Gerard just dumped another book in his arms. "I am, kind of. I always wanted to have a vision."
"The closest I ever came was dreaming that me and the Cardinal went to the beach."
"What?" Gerard laughed, startled, his face splitting into a huge grin and his eyes crinkled at the corners. "You never told me about that!"
Frank grinned back, shifting the books in his arms. "Yeah, it was when he came to visit me in the hospital, you know? I fell asleep while he was there, and I guess my subconscious decided to carry on the conversation. You were there, too. You had a bucket and spade."
Gerard laughed again, but his eyebrows creased. "The Cardinal came to visit you in the hospital?"
Frank nodded. "Before I came to see you at the airport. I don't know when it was, exactly. I was pretty out of it. I didn't tell you about it?"
Gerard was frowning for real, now, the book in his hands forgotten. "Are you sure?"
"Yes," Frank said impatiently. "Why?"
"I just - he never told me."
Frank shrugged. "Like he's usually so free and easy with the info?"
Gerard ducked his head, allowing that, but he said, "I just don't know when he would have had time. I mean, I was all," he waved a hand around his face, which Frank guess was meant to mean 'recently recovered from demonic possession'. "And there were kind of a lot of confused people in hooded robes for him to take care of, too."
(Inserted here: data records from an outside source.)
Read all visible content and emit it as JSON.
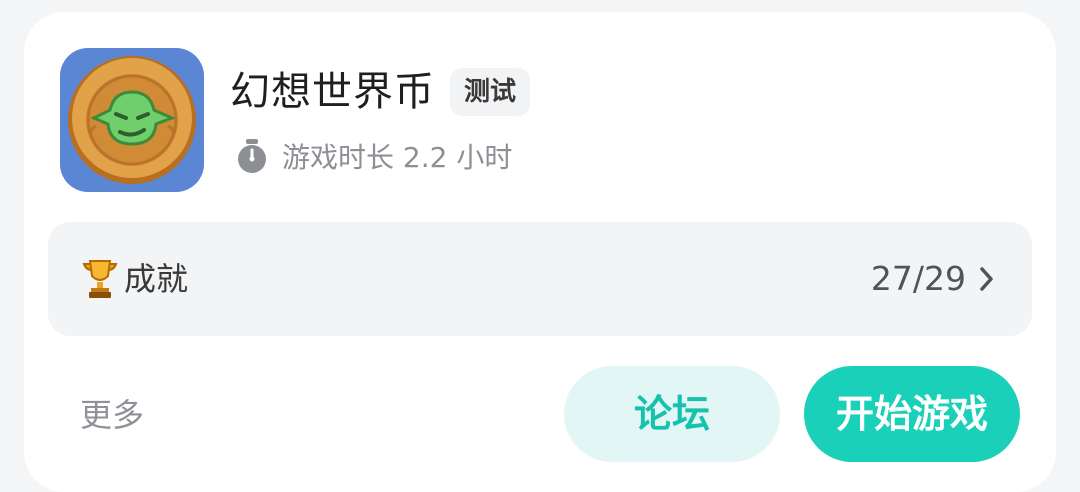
{
  "game": {
    "title": "幻想世界币",
    "tag": "测试",
    "playtime": "游戏时长 2.2 小时",
    "icon": "goblin-coin-icon"
  },
  "achievements": {
    "icon": "trophy-icon",
    "label": "成就",
    "count": "27/29",
    "arrow_icon": "chevron-right-icon"
  },
  "actions": {
    "more_label": "更多",
    "forum_label": "论坛",
    "start_label": "开始游戏"
  },
  "colors": {
    "accent": "#1ad0b9",
    "accent_light": "#e2f7f5",
    "icon_bg": "#5b86d4",
    "coin": "#d99a3a",
    "goblin": "#6fcf6b"
  }
}
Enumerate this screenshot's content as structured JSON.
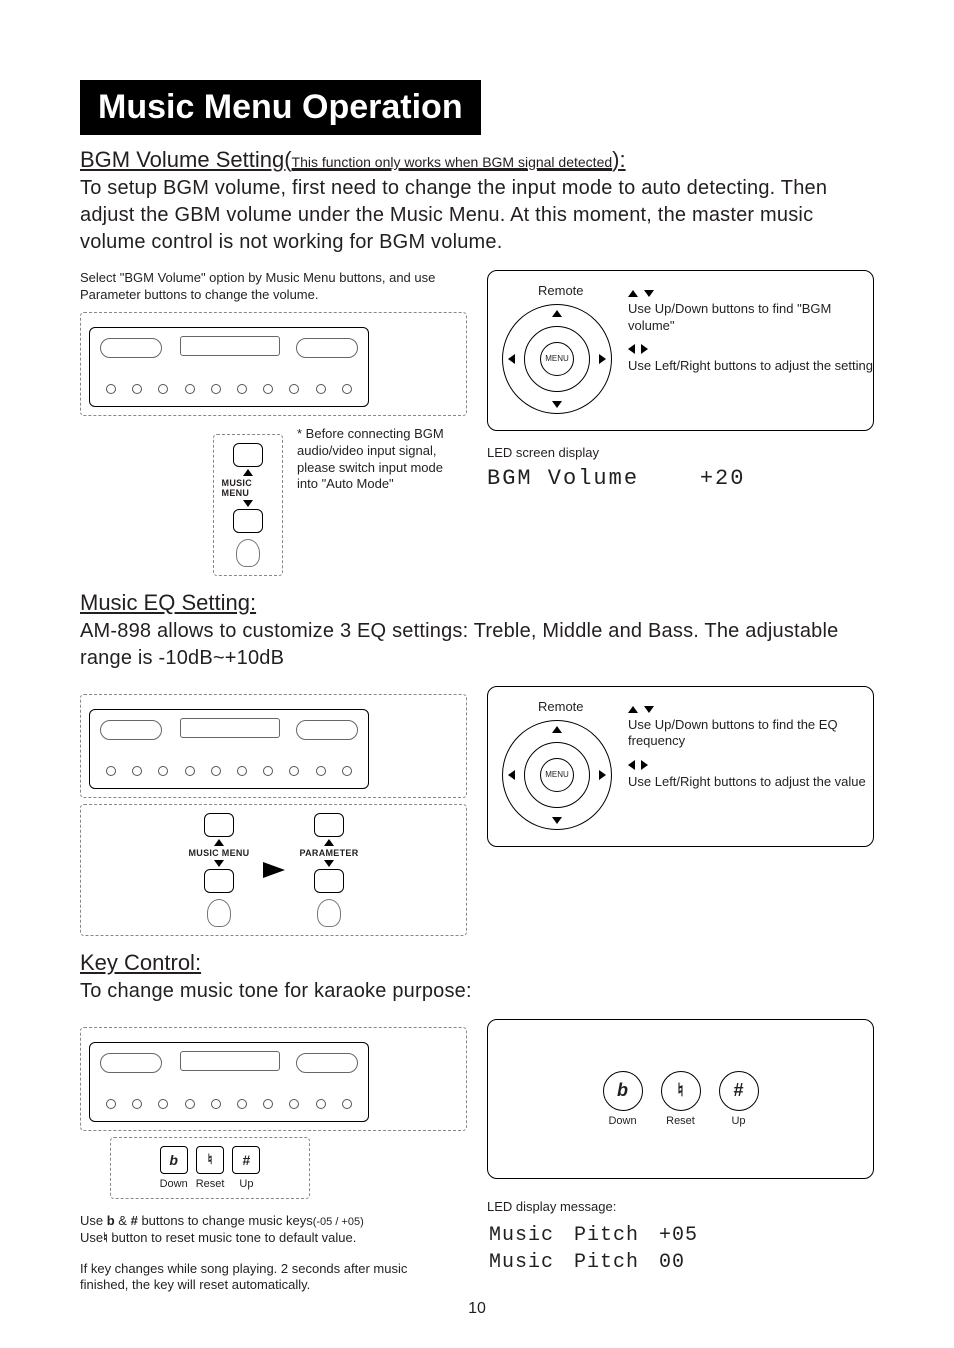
{
  "title": "Music Menu Operation",
  "page_number": "10",
  "bgm": {
    "heading_main": "BGM Volume Setting",
    "heading_note": "This function only works when BGM signal detected",
    "heading_colon": ":",
    "body": "To setup BGM volume, first need to change the input mode to auto detecting. Then adjust the GBM volume under the Music Menu. At this moment, the master music volume control is not working for BGM volume.",
    "left_caption": "Select \"BGM Volume\" option by Music Menu buttons, and use Parameter buttons to change the volume.",
    "music_menu_label": "MUSIC MENU",
    "footnote": "* Before connecting BGM audio/video input signal, please switch input mode into \"Auto Mode\"",
    "remote_label": "Remote",
    "remote_center": "MENU",
    "remote_hint1": "Use Up/Down buttons to find \"BGM volume\"",
    "remote_hint2": "Use Left/Right buttons to adjust the setting",
    "led_caption": "LED screen display",
    "led_value_label": "BGM Volume",
    "led_value_num": "+20"
  },
  "eq": {
    "heading": "Music EQ Setting:",
    "body": "AM-898 allows to customize 3 EQ settings: Treble, Middle and Bass. The adjustable range is -10dB~+10dB",
    "music_menu_label": "MUSIC MENU",
    "parameter_label": "PARAMETER",
    "remote_label": "Remote",
    "remote_center": "MENU",
    "remote_hint1": "Use Up/Down buttons to find the EQ frequency",
    "remote_hint2": "Use Left/Right buttons to adjust the value"
  },
  "key": {
    "heading": "Key Control:",
    "body": "To change music tone for karaoke purpose:",
    "btn_down_sym": "b",
    "btn_reset_sym": "♮",
    "btn_up_sym": "#",
    "btn_down_label": "Down",
    "btn_reset_label": "Reset",
    "btn_up_label": "Up",
    "note_line1_a": "Use ",
    "note_line1_b": " & ",
    "note_line1_c": " buttons to change music keys",
    "note_line1_range": "(-05 / +05)",
    "note_line2_a": "Use",
    "note_line2_b": " button to reset music tone to default value.",
    "note_para2": "If key changes while song playing. 2 seconds after music finished, the key will reset automatically.",
    "led_caption": "LED display message:",
    "led_rows": [
      {
        "a": "Music",
        "b": "Pitch",
        "c": "+05"
      },
      {
        "a": "Music",
        "b": "Pitch",
        "c": "00"
      }
    ]
  }
}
"But we had this whole conversation," Frank started, then he remembered the way he'd felt, how everything had been floaty and painless and not like when he woke up to Ray and Bob at all. "I guess the whole thing was a dream," he said reluctantly.
"I guess." Gerard was looking at Frank intently, like he wanted to ask more questions about it, but then Mikey stuck his head around the door.
"She's ready to talk, guys," he said.
"All right." Frank took the last book in Gerard's hands, and jerked his head for Gerard to lead the way. "Let's get to work."